Comment donc soutenir ses initiatives, pour qu’elles arrivent à réalisation ? Nos kalbanon, doit-on le répéter, sont des lieux de mémoire, et nous devons les réhabiliter. Vont-ils devenir des maisons culturelles ? Pourquoi pas ? Le tourisme culturel est une voie si peu exploitée. Toute ville devrait s’occuper du potentiel de son patrimoine historique. Sont-ce des lieux de “honte” qui réveillent tant la mémoire réunionnaise pour ne pas s’atteler à leur réhabilitation ? Il serait pertinent d’engager une réflexion avec les autorités compétentes. "Oté, la DRAC kosa i fé ?", plaisanteront quelques-uns.

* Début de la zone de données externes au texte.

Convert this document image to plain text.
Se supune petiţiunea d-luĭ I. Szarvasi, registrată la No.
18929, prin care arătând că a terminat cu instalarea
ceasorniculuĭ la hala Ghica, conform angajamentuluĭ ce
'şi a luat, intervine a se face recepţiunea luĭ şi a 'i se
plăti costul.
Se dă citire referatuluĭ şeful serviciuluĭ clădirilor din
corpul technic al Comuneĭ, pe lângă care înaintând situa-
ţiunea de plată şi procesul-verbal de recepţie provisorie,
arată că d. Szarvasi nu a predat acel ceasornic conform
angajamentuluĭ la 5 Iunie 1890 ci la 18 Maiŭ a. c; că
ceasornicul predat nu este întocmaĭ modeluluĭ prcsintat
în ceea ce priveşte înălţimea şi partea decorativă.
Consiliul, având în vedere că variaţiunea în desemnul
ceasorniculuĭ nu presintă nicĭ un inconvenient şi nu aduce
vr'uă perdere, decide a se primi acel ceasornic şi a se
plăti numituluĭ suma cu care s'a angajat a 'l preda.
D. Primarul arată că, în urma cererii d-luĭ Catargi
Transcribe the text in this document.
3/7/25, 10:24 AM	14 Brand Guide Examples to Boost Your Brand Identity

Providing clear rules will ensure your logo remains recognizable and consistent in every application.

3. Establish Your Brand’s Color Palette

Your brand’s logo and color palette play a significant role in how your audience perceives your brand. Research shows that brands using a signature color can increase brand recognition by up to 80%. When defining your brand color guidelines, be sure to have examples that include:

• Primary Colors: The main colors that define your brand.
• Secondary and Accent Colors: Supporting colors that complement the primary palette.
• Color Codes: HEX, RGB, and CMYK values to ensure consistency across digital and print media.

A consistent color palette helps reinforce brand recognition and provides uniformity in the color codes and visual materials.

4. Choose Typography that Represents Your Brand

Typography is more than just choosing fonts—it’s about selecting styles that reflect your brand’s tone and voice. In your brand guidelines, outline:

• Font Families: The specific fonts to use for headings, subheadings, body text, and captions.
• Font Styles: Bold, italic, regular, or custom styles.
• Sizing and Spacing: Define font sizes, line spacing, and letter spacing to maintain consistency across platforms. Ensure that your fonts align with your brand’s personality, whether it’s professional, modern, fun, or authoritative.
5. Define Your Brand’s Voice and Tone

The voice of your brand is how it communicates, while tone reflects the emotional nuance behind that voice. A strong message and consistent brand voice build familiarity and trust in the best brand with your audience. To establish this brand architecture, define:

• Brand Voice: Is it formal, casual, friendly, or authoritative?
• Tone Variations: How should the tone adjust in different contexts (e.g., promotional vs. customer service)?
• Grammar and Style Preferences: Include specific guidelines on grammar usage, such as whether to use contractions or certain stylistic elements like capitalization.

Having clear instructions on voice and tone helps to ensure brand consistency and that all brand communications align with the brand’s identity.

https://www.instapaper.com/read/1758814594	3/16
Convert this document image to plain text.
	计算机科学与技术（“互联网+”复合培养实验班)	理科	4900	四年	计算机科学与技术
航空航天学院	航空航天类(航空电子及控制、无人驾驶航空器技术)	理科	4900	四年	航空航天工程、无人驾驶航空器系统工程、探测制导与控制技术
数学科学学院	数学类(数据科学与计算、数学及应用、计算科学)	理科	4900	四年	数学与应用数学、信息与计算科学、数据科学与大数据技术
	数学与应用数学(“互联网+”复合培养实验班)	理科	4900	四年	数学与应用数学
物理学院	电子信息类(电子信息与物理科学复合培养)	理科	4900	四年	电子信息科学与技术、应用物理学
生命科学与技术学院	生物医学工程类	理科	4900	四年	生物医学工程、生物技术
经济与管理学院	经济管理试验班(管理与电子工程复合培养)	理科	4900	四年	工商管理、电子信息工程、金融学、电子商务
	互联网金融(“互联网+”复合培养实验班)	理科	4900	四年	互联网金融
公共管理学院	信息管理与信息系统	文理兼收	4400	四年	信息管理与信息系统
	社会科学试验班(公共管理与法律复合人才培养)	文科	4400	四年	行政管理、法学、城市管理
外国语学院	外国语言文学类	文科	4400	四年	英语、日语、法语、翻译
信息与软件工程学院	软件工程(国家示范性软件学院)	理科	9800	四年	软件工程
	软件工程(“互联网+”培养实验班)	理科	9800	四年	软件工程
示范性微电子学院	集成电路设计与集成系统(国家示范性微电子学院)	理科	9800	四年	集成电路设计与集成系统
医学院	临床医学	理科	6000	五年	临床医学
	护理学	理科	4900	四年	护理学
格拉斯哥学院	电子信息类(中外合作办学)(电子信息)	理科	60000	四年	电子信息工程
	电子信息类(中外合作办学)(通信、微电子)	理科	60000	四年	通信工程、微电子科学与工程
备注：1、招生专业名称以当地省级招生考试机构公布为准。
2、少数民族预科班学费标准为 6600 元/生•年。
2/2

Tout le monde est concerné, du citoyen au politique. Quand on sait le sort réservé aux kalbanon des Camélias, sous le Boulevard Sud, on se demande ce que les quelques autres qui nous restent vont devenir, incessamment ? Pour le bien commun, certains se permettent de détruire des traces historiques du peuplement réunionnais. On fait alors une route, sans prospecter la richesse historique d’un quartier. Ne commettons plus l’impensable. Déjà, travaillons à les rénover, pour que nous renouions avec notre histoire, nos trésors patrimoniaux.